I am accessing data from MongoDB using the C++ driver, and have written the following code to extract data from the database.

From testing, it takes around 20 seconds to extract 100 documents with 5 values each.
I achieve this by running 4 threads at once. This however is too slow for my purposes. is there a quicker way to access the data than the cursor, as the cursor seems to be the bottleneck at the moment. please note the function records.extractRecord is simply a wrapper around extracting the data from the Bson Types.

for (bsoncxx::document::element ele : doc) {	
    bsoncxx::stdx::string_view field_key{ ele.key() };
    savelocation = -1;
    switch (ele.type()) {
    case bsoncxx::type::k_double:
        records.extractRecord(ele.get_double(), field_key.to_string(), threadNumber, recordCount);
        //extractedvalue = std::to_string(ele.get_double());
        break;
    /*case bsoncxx::type::k_utf8:
        savelocation = records.extractRecord(boost::string_view(ele.get_utf8()).to_string(), field_key.to_string(), threadNumber, recordCount);
        extractedvalue = boost::string_view(ele.get_utf8()).to_string();
        break;*/
    case bsoncxx::type::k_date:
        records.extractRecord((int64_t)ele.get_date(), field_key.to_string(), threadNumber, recordCount);
        //extractedvalue = std::to_string((int64_t)ele.get_date());
        break;
    case bsoncxx::type::k_int32:
        records.extractRecord((int32_t)ele.get_int32(), field_key.to_string(), threadNumber, recordCount);
        //extractedvalue = std::to_string((int32_t)ele.get_int32());
        break;
    case bsoncxx::type::k_int64:
        records.extractRecord((int64_t)ele.get_int64(), field_key.to_string(), threadNumber, recordCount);
        extractedvalue = std::to_string((int64_t)ele.get_int64());
        break;
    }

In my opinion you are way too fast to claim that the bottleneck is the cursor. There is a thousand things that can influence performance. You only supplied few numbers 20 seconds, 100 documents, 5 values and 4 threads.

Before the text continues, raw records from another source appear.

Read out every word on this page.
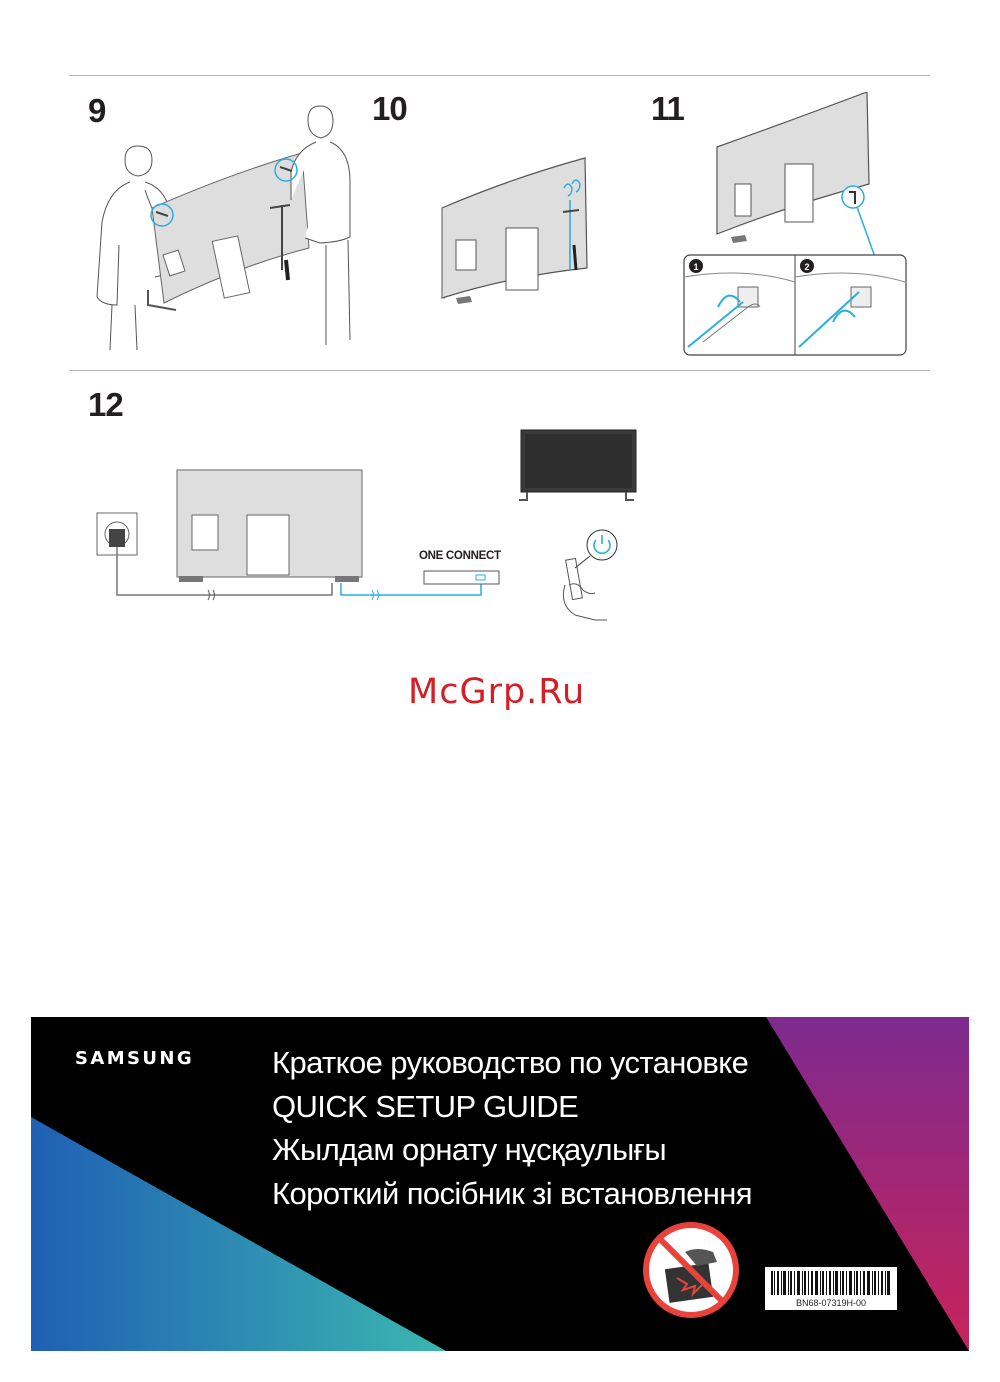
9	10	11
12
1	2
ONE CONNECT
McGrp.Ru
SAMSUNG	Краткое руководство по установке
QUICK SETUP GUIDE
Жылдам орнату нұсқаулығы
Короткий посібник зі встановлення
BN68-07319H-00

We know nothing about the capacity of the servers, the size of the data sets, the type of documents, indexes or not, …

Sorry, i made a mistake in my original post.
I meant I am accessing 1,000,000 documents, and the fastest i have been able to access the documents is around 14 seconds.

I am not using an index, but the results are not sorted.
I understand that there are alot of variables that can affect performance, but My question is, is there a faster way to access the data than the cursor, or is the cursor the fastest way to access it.

I thought maybe the data transformation between bson types and C++ types might be slowing the code down, so i ran the code without running my extractRecord function, so all the code did was run through the cursor, and check each type. This activity took 5 seconds.
so it looks like its taking around 10 seconds to physically transform 5,000,000 variables from bson types to C++ standard types.
And 5 seconds to run through the cursor.